Trump defends O’Reilly amid sexual harassment scandal
President Trump is defending Bill O’Reilly following a report that the Fox News host and his network reached settlements with five women who had accused him of harassment.
“I think he’s a person I know well — he is a good person,” Trump said Tuesday in an interview with the New York Times.
The paper, which Trump has often described as “failing,” reported over the weekend that O’Reilly and the cable news network paid about $13 million to five women who had accused the “O’Reilly Factor” host of sexual harassment and verbal abuse.
“I think he shouldn’t have settled; personally, I think he shouldn’t have settled,” Trump said.
And for the president, it’s familiar territory.
Trump, who declared April National Sexual Assault Awareness and Prevention Month, was accused by more than a dozen women of inappropriate touching or harassment in separate incidents dating to the early 1970s. The accusers came forward after the second presidential debate, in which Trump said that his bragging about kissing and touching women without their consent — caught on a hot mic in an explosive 2005 video — was “locker-room talk,” and that he never actually groped anyone.

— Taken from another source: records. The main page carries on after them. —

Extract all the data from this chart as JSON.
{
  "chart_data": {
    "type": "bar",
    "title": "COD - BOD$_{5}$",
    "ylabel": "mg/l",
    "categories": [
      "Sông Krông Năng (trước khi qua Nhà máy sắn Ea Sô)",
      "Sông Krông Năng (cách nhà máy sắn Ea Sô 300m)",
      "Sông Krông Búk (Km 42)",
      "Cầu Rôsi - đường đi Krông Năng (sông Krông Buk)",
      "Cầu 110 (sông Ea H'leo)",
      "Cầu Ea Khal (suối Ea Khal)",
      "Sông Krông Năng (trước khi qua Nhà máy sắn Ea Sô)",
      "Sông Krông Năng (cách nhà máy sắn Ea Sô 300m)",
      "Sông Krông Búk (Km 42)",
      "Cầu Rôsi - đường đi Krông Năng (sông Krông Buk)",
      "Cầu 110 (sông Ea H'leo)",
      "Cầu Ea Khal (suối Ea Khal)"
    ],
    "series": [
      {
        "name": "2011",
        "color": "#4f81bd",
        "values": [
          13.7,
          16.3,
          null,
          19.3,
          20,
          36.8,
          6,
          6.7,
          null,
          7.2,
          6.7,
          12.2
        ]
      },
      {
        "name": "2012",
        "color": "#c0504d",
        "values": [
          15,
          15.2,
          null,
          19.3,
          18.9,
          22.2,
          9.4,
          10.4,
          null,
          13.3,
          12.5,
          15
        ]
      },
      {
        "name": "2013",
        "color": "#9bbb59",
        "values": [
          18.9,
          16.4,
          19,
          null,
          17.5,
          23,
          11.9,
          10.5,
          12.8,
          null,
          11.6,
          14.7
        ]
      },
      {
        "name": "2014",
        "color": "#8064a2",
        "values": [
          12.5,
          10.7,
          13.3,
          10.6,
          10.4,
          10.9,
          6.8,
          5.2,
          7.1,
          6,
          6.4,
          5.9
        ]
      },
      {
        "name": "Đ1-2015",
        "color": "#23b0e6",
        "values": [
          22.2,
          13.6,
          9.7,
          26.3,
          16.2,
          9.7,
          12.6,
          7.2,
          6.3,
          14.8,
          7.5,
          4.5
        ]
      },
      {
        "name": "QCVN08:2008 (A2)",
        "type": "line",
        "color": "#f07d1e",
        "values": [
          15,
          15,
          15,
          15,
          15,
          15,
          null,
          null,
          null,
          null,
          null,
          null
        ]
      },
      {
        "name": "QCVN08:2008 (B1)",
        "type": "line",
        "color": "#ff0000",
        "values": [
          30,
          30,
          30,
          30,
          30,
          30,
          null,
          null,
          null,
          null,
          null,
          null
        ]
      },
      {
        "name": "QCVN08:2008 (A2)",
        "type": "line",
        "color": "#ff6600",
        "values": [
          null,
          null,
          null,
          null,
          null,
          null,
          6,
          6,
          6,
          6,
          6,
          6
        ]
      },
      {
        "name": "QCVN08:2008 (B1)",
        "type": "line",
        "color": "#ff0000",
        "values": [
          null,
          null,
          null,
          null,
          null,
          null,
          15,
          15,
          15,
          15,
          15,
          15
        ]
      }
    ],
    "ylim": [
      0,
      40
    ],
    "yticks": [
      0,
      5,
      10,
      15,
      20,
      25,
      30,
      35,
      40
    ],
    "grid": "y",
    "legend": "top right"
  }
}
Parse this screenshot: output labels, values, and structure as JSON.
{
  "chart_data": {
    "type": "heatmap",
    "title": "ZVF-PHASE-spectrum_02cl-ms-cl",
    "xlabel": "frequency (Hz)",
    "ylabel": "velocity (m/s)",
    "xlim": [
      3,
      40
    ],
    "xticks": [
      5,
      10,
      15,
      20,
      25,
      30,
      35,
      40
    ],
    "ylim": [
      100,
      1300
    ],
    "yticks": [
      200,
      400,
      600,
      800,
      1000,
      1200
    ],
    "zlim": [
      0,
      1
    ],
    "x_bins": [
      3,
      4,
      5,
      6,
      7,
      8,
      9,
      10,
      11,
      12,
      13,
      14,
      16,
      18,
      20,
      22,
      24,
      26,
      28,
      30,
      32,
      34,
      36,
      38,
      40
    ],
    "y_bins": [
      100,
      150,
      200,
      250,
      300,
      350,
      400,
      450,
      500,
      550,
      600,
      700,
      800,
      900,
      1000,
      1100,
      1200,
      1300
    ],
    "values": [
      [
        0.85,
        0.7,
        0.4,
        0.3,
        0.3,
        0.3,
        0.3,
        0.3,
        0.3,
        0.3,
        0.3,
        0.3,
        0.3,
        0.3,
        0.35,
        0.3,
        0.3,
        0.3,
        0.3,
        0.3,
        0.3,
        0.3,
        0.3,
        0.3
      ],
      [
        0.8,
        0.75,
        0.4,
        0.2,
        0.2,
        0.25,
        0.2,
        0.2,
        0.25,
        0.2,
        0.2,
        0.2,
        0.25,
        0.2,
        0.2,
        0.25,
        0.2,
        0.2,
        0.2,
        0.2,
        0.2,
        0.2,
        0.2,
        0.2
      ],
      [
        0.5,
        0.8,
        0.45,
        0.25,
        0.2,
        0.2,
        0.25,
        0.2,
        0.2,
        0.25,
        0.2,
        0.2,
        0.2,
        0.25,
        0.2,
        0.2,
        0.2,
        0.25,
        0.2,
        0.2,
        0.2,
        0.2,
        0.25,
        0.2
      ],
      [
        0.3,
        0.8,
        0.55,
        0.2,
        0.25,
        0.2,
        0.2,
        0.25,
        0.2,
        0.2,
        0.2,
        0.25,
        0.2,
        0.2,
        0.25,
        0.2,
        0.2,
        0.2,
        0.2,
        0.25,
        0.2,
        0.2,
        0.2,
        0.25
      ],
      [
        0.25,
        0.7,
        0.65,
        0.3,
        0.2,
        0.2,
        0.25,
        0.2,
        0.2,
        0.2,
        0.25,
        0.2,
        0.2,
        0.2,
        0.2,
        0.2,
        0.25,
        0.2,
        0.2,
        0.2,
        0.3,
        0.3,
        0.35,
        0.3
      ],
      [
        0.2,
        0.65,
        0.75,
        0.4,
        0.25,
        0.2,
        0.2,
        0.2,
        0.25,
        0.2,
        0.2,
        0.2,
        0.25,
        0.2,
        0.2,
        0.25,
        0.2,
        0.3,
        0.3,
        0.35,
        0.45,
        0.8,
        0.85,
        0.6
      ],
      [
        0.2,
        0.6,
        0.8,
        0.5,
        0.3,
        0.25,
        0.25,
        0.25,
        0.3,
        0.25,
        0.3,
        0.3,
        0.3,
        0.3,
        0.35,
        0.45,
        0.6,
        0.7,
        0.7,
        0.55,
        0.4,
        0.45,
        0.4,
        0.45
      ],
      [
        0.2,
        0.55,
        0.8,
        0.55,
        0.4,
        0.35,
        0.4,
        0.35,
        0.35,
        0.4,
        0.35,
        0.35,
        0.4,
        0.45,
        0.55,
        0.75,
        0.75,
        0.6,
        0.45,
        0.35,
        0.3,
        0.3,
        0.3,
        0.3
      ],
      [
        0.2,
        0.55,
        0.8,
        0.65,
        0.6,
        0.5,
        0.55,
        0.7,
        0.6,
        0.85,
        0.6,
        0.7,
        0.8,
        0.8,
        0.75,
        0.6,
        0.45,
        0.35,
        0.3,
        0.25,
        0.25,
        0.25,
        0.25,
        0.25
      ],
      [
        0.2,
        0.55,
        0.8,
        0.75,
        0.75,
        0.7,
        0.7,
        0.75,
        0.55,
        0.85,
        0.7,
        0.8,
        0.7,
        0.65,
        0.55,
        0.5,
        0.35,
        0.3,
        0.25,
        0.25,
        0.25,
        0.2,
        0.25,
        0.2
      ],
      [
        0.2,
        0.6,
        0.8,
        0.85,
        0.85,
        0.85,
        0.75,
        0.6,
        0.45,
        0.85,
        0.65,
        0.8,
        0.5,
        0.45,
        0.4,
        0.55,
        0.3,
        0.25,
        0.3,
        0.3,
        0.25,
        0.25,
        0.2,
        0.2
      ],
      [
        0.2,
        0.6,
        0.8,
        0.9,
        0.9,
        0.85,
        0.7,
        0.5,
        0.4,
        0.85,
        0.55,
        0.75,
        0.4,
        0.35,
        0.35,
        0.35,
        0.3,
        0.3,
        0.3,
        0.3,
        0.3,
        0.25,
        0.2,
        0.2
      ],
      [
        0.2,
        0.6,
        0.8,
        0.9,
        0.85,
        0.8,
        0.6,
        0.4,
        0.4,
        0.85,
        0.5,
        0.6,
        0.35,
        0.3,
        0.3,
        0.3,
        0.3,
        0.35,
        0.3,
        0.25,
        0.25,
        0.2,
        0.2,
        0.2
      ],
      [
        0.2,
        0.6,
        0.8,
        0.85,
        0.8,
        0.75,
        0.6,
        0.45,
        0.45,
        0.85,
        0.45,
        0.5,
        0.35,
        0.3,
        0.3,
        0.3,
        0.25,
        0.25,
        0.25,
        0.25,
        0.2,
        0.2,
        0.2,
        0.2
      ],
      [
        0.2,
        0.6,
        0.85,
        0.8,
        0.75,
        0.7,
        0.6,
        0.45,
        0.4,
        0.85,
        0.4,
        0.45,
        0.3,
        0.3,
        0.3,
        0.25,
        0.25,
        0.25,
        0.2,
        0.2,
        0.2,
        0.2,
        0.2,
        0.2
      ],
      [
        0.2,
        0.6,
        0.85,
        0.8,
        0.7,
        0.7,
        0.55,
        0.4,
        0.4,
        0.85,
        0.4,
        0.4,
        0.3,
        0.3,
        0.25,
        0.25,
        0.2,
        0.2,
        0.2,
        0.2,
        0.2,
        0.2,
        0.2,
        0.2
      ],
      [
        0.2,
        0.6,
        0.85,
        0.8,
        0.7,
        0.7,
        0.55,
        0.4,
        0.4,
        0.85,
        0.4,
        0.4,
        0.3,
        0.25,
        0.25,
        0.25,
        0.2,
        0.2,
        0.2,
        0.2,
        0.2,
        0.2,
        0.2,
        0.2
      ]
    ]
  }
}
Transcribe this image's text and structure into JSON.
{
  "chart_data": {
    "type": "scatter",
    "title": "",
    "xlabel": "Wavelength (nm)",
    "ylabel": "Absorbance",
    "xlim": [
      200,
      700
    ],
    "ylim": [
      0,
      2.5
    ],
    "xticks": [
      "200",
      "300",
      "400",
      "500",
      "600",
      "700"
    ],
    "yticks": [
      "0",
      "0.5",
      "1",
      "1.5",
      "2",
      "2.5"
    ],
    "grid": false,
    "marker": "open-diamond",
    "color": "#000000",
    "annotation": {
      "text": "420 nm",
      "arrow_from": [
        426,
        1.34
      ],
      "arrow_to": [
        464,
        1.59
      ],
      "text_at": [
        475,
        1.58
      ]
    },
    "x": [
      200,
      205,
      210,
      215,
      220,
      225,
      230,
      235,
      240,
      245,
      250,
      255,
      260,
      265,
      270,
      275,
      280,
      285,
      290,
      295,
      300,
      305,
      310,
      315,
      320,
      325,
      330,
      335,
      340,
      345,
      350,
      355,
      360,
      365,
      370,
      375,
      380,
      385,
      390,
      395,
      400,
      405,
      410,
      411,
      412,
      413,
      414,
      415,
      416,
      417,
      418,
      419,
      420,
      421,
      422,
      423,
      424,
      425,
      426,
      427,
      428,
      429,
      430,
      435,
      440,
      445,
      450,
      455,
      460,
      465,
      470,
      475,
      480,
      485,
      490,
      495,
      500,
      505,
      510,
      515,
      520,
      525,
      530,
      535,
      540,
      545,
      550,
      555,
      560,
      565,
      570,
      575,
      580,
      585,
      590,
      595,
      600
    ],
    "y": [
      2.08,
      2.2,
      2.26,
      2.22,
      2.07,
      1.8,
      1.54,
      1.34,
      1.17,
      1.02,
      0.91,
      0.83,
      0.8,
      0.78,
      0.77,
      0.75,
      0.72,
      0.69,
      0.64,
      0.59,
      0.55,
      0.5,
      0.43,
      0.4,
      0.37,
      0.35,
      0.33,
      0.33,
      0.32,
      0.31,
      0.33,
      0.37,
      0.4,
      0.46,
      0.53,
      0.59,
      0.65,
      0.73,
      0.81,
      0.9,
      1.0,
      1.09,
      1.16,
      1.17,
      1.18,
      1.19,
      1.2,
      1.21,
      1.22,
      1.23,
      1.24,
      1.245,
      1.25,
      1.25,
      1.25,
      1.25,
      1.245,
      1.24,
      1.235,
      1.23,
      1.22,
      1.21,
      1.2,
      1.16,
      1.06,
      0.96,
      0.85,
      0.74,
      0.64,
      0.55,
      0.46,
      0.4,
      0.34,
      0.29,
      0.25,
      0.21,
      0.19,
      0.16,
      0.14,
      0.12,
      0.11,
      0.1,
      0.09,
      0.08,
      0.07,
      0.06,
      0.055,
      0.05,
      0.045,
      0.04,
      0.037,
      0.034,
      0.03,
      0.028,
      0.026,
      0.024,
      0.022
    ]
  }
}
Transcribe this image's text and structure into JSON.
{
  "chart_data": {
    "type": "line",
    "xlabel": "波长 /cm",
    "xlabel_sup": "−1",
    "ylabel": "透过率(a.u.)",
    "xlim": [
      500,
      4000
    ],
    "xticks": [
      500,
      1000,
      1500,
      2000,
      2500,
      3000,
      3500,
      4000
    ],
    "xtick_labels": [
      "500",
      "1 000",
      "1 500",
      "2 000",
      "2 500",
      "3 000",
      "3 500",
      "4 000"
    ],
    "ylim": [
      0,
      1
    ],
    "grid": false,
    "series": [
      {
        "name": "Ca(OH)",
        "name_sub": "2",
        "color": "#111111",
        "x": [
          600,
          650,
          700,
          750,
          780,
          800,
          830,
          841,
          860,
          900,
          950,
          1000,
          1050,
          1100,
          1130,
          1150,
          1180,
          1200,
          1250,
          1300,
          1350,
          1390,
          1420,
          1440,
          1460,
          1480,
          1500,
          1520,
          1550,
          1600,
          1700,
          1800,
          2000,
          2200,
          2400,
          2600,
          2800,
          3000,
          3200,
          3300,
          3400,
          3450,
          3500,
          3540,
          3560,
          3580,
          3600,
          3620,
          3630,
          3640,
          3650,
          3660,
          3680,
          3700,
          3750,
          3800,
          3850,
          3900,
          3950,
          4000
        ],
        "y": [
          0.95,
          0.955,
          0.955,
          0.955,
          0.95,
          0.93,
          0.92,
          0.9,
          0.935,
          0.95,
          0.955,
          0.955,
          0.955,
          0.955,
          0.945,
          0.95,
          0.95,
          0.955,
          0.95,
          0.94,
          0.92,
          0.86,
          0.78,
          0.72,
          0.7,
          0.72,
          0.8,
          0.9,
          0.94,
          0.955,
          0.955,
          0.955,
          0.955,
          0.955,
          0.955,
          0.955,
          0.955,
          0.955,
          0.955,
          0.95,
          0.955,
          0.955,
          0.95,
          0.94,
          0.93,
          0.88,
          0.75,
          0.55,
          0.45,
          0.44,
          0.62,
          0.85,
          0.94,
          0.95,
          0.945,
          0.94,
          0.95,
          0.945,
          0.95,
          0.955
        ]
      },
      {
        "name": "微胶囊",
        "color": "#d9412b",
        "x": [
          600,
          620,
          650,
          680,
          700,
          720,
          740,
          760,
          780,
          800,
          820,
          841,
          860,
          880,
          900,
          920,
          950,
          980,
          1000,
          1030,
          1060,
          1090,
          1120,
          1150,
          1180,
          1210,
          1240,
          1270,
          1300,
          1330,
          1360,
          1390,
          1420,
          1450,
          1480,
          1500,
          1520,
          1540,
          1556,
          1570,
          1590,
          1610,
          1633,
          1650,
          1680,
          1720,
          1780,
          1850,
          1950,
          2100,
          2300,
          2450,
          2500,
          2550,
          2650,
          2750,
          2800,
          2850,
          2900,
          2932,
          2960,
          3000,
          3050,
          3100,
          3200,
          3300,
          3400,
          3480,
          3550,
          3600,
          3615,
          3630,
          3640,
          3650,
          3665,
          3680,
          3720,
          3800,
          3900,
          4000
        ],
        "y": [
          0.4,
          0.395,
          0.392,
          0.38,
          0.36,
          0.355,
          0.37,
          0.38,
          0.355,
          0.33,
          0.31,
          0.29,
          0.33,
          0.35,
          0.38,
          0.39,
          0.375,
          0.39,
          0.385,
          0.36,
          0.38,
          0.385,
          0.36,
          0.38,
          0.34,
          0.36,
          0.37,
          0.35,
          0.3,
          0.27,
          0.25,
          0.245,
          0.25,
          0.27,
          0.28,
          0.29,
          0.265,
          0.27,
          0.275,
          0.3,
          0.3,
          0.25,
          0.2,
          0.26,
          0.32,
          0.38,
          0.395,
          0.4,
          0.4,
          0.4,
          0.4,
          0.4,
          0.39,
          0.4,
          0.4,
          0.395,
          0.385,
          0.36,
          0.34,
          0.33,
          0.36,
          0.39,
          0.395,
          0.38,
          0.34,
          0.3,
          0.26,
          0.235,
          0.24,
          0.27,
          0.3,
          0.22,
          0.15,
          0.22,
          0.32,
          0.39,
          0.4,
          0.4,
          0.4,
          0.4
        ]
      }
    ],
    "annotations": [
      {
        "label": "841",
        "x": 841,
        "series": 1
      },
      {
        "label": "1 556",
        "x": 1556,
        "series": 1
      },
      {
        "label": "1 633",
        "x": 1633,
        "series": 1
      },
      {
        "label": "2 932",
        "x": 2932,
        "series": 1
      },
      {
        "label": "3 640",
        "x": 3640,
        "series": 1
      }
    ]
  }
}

During the campaign, Trump said that their allegations were part of a media conspiracy spearheaded by the Hillary Clinton campaign — at one point suggesting that some of the women weren’t attractive enough for him — and threatened to sue them after the election. He never followed through on the threat.
O’Reilly, Trump told the Times, “should have taken it all the way.”
“I don’t think Bill did anything wrong,” the president said.
Related: Women’s groups embrace O’Reilly boycott as more advertisers bail
Trump’s vocal support for O’Reilly comes as Fox News faces a growing list of advertisers boycotting his primetime show. According to CNN, more than 30 companies pulled their advertising from from “The O’Reilly Factor” since the Times report was published.
“This man has got to go,” Paola Mendoza, artistic director of the Women’s March, wrote on Twitter. “Corporations should have a zero tolerance policy for sexual harassment. Women unite to force Fox to #DropOReilly!”
“Mr. O’Reilly’s case is part of a larger culture that condones the harassment and objectification of women at Fox News,” NOW president Terry O’Neill said in a statement Tuesday. “Men like Mr. O’Reilly and Mr. Ailes will never be stopped as long as their behavior is allowed to continue, even supported, by their employer.”
“We value our partners and are working with them to address their current concerns about ‘The O’Reilly Factor,’” Paul Rittenberg, Fox News’ executive vice president of advertising, said in a statement to Yahoo News. “At this time, the ad buys of those clients have been re-expressed into our FNC programs.”
In a statement posted to his website, O’Reilly said he is vulnerable to lawsuits from individuals who want him “to pay them to avoid negative publicity.”
“In my more than 20 years at Fox News Channel, no one has ever filed a complaint about me with the Human Resources Department, even on the anonymous hotline,” O’Reilly said. “The worst part of my job is being a target for those who would harm me and my employer, the Fox News Channel. Those of us in the arena are constantly at risk, as are our families and children. My primary efforts will continue to be to put forth an honest TV program and to protect those close to me.”
At a press conference on Monday, Lisa Bloom, an attorney representing one of the accusers featured in the Times report, scoffed at O’Reilly’s claim that he is a “target.”
“Bill O’Reilly, you call out whiners as delicate snowflakes,” Bloom said in a statement. “But you’re the one whining now.”